Die Gegenwart der Pfarrgemeinde sieht weniger erfreulich aus: „Mittlerweile kommen zu den Gottesdiensten fast nur noch ältere Menschen“, erläutert der Pfarrer, unser Mitbruder P. Gilbert Luiz Miranda. Jugendliche kommen weder in den Gottesdiensten noch in der Gemeindepastoral vor. Eine neue brasilianische Realität in einem Land, in dem ich bisher vor allem generationenübergreifend gut besuchte Gottesdienste erlebt habe.

Gefragt nach den Gründen werden vor allem zwei angeführt: Da ist zum einen die oben beschriebene Landflucht der jungen Leute. Rio Grande do Sul wird in wenigen Jahren der erste Bundesstaat in Brasilien sein, dessen Bevölkerung schrumpft. Zum anderen ist Rio Grande do Sul wesentlich schneller und stärker von der sogenannten Säkularisierung erfasst worden als der Rest Brasiliens – Menschen richten sich ihr Leben schlicht ohne Gott ein. Das hört sich schon sehr nach Europa an. Und tatsächlich wird oft dieser Vergleich gebraucht, um zu erklären, dass Rio Grande do Sul so ist, wie es ist.
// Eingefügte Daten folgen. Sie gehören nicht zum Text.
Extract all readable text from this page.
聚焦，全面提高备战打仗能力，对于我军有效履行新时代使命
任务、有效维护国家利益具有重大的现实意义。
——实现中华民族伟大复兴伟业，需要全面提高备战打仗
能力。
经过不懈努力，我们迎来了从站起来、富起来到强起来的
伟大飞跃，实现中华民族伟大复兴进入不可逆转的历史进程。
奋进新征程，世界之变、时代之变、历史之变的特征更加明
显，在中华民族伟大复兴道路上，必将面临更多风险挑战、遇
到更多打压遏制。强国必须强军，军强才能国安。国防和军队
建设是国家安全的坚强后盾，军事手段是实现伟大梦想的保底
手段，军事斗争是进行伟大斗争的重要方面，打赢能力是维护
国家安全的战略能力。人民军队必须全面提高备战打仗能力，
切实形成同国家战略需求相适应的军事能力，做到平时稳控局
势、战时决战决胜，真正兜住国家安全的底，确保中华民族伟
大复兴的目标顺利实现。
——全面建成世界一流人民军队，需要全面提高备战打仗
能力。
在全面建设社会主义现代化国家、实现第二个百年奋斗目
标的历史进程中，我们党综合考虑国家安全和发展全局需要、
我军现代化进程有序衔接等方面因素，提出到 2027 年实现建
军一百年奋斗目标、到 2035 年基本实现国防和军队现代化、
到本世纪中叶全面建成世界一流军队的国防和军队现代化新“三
Aber es gibt auch andere Entwicklungen: Am nächsten Wochenende wird sich die „Dehonianische Jugend“ unserer südbrasilianischen Ordensprovinz in Tuparendi, gut 60 Kilometer von hier zu einem zweitägigen Treffen versammeln: über 200 Jugendliche aus verschiedenen dehonianischen Pfarreien Südbrasiliens sind angemeldet.

Dienstag, 20.02.2024 - Eine Gemeinschaft von Glaubenden, die trägt

Es ist ein ganz normaler Dienstagabend, um 19 Uhr ist Abendgottesdienst in unserer Pfarrei Sao Vicente Ferrer in Formiga (Minas Gerais/BRA). Die Menschen strömen geradezu in die Kirche. Auch seitlich aufgestellte Stühle und Bänke sind bis auf den letzten Platz ausgefüllt. Ich schaue mich um und überschlage: ca. 350 Gottesdienstbesucher, darunter etliche junge Paare. Hier gehöre ich eindeutig zu den Senioren im Gottesdienst.

Die Eucharistiefeier wird geleitet von unserem Mitbruder P. Eligio Stülp. Ein Hund legt sich aufreizend gemütlich in den Mittelgang. Jeder Dienstagabend ist speziell den Verstorbenen der letzten Tage und Wochen gewidmet. Fünf von ihnen werden schon vor dem Gottesdienst mit Namen genannt. Auch während der Messe verweist P. Eligio immer wieder auf unsere Solidarität im Gebet und in konkreten Taten tröstlicher Nähe zu den Trauernden.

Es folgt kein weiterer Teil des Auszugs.